Baby case tests rights of parents

Texas court weighs case of hospital that overrode parents to perform operation.

It was the hardest decision they have ever had to make. When Karla Miller raced to a Houston hospital with labor pains, little more than five months pregnant, she and her husband, Mark, were told that despite efforts to delay delivery, their first child was on its way.

Calling the premature birth a "tragic miscarriage," doctors laid out the options. The first was to provide the newborn with food, water, and warmth and allow it to live or die on its own. The second was to do an experimental procedure that, they said, would almost surely leave the baby brain-damaged or severely disabled for life.

Painstakingly and with a lot of prayer, the couple decided against the procedure. But hospital administrators overrode the couple, telling Mr. Miller their policy was to try to resuscitate babies of over 500 grams (1.1 pounds).

Today the child, Sidney Miller, is 12 years old and at the center of a contentious court battle that is testing the balance between the responsibilities and rights of hospitals, parents, and their children.

At its core, the case raises a broad question: Who gets to make decisions for a fetus when its future outside the womb is uncertain?

While the outcome will officially affect only Texas, lawyers in the case say it is being closely watched as similar cases begin to crop up in other states. Declining treatment at the so-called "end of life" has received much attention. But debate about declining treatment at the beginning of life has been rare.

But to her dad, who tickles Sidney's feet just to watch her laugh, this case is not about setting legal precedents. It's simply about this: "Who will take care of her if something happens to me or my wife?"

The couple's case against the Woman's Hospital of Texas is currently being considered by the Texas Supreme Court.

"My daughter will never be able to walk or talk or do any of the things that normal children do," he says. "She was not born handicapped. She was handicapped as a result of the treatment alternatives that were prescribed over our express objections. Those people made that decision and walked away from it. Well, we can't walk away from it. And now we want to make sure she is cared for for the rest of her life."

The issue has become increasingly complex as medical science has evolved. Babies today are alive and healthy at ages and weights that seemed impossible a decade ago. Some hospitals have enacted policies that use birth weight, gestational age, or lung capacity in determining when to attempt "aggressive resuscitation" procedures. Others let parents make the decision when the baby is on the edge of viability.

"The truth is, no one really knows what's best for kids like this, and there should be no hard-and-fast rule," says George Annas, a health-law and bioethics expert at Boston University.

He suggests a trial period for extremely premature babies, known as micropreemies, such as 10 days on a ventilator. That way doctors could get a better idea of how the child will do and what problems it may face in the future. But that route is also problematic, admits Mr. Annas, because most doctors will feel compelled to continue with treatment once they've started.

"Doctors are dedicated to saving lives and, if given the choice, will go all out for everybody," he says. But "if it's a judgment call, then it should be the parents' call because they are the ones who have to live with the child."

John Robertson, bioethicist at the University of Texas in Austin and a consultant for the defense, disagrees. "Parents do not have the right to deny treatment necessary to keep children alive."
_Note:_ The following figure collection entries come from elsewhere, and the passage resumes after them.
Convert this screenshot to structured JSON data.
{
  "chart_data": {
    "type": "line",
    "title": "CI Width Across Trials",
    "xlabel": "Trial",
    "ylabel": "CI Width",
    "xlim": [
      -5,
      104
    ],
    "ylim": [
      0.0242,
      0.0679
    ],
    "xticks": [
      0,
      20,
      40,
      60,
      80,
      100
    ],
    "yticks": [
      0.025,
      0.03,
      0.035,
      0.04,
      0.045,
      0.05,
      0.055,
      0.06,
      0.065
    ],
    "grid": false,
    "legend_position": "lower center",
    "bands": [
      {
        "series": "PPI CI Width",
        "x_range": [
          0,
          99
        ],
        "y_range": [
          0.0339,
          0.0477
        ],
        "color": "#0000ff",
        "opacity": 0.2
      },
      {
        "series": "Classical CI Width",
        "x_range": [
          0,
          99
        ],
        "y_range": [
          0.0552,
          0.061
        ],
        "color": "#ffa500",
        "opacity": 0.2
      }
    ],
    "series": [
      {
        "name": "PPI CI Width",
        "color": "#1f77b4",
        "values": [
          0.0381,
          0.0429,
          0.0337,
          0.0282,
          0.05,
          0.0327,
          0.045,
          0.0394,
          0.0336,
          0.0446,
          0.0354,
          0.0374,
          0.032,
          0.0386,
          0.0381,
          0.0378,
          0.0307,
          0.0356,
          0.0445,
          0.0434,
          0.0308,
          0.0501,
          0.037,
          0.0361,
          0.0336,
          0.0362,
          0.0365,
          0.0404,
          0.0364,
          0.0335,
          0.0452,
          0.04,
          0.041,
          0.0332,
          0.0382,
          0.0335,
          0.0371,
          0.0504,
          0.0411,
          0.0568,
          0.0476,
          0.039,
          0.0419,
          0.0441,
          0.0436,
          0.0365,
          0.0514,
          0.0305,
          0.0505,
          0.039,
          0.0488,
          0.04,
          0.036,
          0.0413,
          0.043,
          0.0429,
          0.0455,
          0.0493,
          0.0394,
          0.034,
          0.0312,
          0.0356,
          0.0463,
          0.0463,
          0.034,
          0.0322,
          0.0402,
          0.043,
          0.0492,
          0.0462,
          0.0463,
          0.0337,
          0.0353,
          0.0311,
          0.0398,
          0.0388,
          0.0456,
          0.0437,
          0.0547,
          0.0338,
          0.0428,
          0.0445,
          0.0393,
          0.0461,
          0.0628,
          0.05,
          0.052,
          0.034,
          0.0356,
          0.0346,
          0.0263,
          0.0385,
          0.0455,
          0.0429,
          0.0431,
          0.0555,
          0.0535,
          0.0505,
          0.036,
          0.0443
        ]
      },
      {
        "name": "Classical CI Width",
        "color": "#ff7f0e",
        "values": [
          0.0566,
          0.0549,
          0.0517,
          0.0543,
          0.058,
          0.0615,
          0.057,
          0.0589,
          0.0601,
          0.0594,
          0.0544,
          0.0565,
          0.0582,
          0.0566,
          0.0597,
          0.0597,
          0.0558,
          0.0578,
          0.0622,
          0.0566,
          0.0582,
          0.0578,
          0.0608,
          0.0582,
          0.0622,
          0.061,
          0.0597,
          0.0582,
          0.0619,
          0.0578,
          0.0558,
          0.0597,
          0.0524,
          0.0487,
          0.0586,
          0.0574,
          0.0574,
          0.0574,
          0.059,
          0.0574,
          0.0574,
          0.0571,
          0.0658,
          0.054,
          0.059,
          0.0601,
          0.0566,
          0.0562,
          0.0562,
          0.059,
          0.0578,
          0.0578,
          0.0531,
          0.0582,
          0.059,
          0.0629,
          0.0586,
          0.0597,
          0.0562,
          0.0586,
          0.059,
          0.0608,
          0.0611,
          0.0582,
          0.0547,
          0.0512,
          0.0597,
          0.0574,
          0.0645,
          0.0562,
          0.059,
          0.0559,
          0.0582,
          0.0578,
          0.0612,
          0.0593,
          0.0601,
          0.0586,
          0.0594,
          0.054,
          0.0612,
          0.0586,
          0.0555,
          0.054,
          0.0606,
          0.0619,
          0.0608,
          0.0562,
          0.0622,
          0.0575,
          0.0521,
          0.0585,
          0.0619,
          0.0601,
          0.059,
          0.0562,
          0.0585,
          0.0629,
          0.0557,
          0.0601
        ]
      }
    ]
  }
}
Maybe they should have such a right in certain cases, he says, but only after birth when doctors know how serious the problems are. "No one knew how serious Sidney Miller's disabilities would be. You simply can't predict that before birth."

A full-term pregnancy is 40 weeks. healthy micropreemies have been as young as 23 weeks - considered the edge of viability.

In an era when such successes remain rare, doctors are the ones most qualified to make difficult decisions in such cases, says Sheldon Korones, a professor of pediatrics and director of the Newborn Center at the University of Tennessee in Memphis. "If the supreme court rules in [the Millers'] favor, it will mean that doctors cannot apply their judgment in similar situations," he says.

Still, other experts say parents have strong claims as well."I think that it is really inappropriate to override the wishes of the parents, particularly with children like this," says Ellen Wright Clayton, a pediatrics expert at Vanderbilt University in Nashville. "They are the ones who have to care for the child."

Many hospitals, she says, believe they are bound by the federal Child Abuse and Treatment Act of 1984, or Baby Doe law, in cases like this. It required that states develop procedures to protect disabled infants with life-threatening conditions and to report instances of parental neglect, such as withholding treatment.

But that law was not designed with premature babies in mind, says Dr. Clayton, nor did it give doctors the authority to treat a baby without a court order.

According to the Millers' attorney, the hospital was required to get such an order before overriding the couple's decision. Lawyers for the hospital replied that the doctors were legally and morally obligated to save Sidney.

In 1998, a Texas jury found Columbia/HCA, the nation's largest for-profit hospital chain and owner of the Woman's Hospital of Texas, negligent and ordered it to pay $43 million to cover the cost of Sidney's care for life. An appellate court overturned that decision.

Now the Millers await a decision from the state's highest court. "Maybe Sidney was given to us because God knew that we'd care for her," says Mr. Miller. "That's all we're trying to do."